Generally, we accept bright colors in moderation, but too much can be overwhelming or tacky. For example, a bright pink tie with a gray suit is fashionable, but a bright pink suit with a gray tie is seen as eccentric. This desire for control over color is a part of chromophobia, which not only seeks to eliminate color but also to dominate its power. We follow rules for using color, such as limiting its quantity or avoiding certain symbolic associations, such as painting a dining room blue, which is thought to suppress appetite.


Why should we start incorporating more COLOR into our wardrobes?

Saying that "choosing only neutrals might be dangerous" is obviously an overstatement. There is nothing dangerous about neutral colors, in fact, neutral colors are as beautiful as any.

But there is danger in discriminating against other colors, especially bright colors. Studies show that young children are naturally drawn to bright, bold colors, but that this preference is suppressed as they grow older and are socialized into Western cultural norms.

Many non-Western cultures have a rich tradition of using color in their art, fashion, and daily lives, and these colors are often associated with joy, celebration, and spirituality. However, Western societies have historically dismissed these traditions as primitive or uncivilized, and have attempted to impose their own aesthetic values on these cultures.

By understanding the historical and cultural roots of chromophobia, we can begin to challenge these biases, fall in love with the diversity of color in all its forms, and ultimately work towards reducing societal division.

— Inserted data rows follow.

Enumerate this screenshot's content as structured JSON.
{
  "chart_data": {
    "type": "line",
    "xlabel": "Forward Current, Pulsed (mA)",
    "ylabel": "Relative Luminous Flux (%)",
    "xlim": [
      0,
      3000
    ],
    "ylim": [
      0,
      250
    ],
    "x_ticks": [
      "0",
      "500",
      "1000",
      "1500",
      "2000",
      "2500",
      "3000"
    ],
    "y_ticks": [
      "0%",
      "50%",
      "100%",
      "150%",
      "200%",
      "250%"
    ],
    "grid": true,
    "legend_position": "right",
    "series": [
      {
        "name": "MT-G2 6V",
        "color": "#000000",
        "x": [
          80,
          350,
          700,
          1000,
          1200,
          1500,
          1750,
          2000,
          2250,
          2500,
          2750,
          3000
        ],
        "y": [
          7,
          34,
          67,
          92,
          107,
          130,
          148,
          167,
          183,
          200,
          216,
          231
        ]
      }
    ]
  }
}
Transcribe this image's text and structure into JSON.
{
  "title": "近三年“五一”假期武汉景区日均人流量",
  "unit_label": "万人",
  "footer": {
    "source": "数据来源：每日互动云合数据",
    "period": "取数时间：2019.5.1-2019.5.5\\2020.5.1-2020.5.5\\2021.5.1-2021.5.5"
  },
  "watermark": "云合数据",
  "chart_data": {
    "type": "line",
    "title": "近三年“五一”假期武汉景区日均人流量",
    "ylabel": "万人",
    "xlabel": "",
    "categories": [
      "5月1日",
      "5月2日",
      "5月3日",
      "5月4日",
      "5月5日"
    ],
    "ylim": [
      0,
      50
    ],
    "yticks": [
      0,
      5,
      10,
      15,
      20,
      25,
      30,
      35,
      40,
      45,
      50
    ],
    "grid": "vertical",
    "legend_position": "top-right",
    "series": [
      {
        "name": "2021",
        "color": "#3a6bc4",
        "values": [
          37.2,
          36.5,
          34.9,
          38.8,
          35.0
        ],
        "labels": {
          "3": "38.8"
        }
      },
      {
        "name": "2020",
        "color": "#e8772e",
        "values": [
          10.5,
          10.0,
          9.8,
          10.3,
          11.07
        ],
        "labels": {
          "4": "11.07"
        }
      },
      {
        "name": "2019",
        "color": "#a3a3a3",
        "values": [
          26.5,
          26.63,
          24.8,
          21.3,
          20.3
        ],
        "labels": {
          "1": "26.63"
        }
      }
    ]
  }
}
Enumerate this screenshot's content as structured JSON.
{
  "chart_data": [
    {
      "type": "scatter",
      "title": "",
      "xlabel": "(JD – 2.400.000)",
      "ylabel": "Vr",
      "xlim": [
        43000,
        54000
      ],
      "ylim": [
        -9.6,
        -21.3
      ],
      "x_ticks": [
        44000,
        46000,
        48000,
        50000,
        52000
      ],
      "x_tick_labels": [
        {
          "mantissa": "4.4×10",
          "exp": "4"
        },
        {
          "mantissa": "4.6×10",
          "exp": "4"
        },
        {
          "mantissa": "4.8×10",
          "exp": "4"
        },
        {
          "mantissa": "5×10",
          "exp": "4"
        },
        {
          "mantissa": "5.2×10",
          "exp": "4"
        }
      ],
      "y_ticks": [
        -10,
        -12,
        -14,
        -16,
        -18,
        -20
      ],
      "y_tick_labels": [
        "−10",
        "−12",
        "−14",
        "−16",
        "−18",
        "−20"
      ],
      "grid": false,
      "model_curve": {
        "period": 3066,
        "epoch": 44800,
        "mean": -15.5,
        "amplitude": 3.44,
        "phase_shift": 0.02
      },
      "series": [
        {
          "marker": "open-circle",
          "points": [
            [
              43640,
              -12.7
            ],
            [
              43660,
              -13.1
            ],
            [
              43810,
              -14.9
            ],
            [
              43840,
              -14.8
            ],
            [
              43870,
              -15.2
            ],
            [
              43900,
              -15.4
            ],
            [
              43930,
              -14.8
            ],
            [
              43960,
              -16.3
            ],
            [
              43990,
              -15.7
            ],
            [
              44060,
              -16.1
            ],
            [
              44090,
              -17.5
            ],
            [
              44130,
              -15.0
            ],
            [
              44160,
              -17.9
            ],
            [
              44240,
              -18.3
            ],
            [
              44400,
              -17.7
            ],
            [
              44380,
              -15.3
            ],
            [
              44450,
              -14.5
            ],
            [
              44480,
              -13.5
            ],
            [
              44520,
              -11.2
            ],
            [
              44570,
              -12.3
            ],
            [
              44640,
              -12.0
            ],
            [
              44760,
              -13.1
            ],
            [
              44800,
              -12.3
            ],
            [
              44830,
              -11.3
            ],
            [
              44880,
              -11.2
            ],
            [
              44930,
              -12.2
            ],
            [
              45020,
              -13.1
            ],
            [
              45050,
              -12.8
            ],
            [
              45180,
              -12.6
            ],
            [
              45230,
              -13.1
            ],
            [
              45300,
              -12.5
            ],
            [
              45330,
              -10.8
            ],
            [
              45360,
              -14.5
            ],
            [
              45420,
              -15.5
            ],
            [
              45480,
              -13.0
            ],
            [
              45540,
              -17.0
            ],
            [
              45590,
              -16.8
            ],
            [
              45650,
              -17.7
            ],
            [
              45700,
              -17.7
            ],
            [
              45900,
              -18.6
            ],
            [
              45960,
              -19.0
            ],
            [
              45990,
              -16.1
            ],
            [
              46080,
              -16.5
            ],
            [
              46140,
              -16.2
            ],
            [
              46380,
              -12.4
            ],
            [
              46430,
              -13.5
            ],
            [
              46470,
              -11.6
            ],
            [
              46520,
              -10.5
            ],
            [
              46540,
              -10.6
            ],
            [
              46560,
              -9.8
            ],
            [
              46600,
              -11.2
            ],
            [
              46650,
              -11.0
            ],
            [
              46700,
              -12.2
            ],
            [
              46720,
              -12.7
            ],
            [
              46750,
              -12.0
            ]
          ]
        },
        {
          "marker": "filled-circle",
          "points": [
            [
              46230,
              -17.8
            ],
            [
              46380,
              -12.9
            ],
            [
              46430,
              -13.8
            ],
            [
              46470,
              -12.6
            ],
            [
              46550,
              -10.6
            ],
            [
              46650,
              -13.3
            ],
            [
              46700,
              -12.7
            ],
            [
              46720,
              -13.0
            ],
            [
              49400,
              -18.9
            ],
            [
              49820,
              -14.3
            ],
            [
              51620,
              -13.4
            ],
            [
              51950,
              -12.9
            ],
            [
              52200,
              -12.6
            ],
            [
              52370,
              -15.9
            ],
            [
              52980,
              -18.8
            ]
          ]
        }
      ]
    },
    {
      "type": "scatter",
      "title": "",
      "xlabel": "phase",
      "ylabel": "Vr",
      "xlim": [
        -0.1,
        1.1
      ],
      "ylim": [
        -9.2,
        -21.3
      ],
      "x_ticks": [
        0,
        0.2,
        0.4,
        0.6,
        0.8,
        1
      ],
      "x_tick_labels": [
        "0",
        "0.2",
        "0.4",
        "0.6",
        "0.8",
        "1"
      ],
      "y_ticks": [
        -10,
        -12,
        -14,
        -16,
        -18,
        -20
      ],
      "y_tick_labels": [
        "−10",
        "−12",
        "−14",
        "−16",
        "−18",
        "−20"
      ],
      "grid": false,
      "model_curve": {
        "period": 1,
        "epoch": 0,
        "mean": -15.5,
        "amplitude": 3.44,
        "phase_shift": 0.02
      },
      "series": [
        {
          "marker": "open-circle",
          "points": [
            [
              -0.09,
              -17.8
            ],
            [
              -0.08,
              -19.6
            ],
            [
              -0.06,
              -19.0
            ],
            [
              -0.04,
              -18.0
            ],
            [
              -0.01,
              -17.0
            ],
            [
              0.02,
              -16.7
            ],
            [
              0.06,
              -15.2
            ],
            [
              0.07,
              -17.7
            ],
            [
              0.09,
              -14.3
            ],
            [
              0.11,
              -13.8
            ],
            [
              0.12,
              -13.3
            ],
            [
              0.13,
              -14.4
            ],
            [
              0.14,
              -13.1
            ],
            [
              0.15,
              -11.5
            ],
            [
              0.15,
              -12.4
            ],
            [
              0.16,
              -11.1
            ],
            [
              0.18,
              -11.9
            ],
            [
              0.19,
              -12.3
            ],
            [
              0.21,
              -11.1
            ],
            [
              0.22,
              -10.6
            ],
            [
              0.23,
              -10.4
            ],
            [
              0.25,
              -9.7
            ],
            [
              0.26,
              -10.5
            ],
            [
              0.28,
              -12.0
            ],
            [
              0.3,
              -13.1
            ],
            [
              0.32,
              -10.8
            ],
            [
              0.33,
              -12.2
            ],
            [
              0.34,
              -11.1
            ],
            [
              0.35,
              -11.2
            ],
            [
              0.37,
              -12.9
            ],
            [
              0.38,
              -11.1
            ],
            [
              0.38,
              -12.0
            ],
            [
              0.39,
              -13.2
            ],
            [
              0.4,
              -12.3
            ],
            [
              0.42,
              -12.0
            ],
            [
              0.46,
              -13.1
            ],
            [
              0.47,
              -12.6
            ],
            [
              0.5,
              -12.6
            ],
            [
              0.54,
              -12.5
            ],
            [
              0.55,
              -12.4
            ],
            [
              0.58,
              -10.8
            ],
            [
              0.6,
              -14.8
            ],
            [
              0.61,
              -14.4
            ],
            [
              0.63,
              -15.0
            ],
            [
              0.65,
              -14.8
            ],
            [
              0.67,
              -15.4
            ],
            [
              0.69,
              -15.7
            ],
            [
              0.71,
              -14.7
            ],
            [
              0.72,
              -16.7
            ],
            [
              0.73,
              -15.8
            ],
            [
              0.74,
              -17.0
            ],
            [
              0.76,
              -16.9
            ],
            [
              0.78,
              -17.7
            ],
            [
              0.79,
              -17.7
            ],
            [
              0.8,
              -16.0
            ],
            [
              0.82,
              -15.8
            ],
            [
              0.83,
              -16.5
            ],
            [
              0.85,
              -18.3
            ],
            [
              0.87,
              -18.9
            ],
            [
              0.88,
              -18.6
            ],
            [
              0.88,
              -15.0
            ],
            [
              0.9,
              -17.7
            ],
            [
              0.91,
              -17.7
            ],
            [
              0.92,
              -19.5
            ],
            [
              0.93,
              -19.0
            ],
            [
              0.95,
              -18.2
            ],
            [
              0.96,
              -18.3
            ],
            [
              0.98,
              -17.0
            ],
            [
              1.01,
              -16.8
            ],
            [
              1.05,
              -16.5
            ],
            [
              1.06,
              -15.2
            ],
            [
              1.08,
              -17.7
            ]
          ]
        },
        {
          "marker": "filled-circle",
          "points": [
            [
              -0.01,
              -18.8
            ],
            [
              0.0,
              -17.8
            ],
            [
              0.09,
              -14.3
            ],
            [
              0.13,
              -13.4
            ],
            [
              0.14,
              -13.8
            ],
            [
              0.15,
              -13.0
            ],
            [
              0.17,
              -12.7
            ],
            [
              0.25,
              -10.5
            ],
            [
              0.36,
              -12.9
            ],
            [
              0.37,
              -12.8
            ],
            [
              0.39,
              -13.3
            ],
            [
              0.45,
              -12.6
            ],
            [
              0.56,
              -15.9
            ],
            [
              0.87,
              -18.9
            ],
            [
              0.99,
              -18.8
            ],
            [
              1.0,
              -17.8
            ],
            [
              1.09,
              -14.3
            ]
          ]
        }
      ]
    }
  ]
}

Colorful slothing in wardrobe


What now?

Thanks for reading! I hope you enjoyed and feel as positively shocked as I felt when I first found out about the history behind "neutral" color bias in the West. I’ll leave you with these open-ended ideas and questions.

You can #LiberateColors by taking a step back and looking at colors with fresh eyes. Be honest! First with yourself. Are bright colors really so ugly and unacceptable to wear? Or are you completely under the influence of hard-wired cultural biases? Do you want to be? What would you wear, if colors meant sophistication and celebration in your mindset?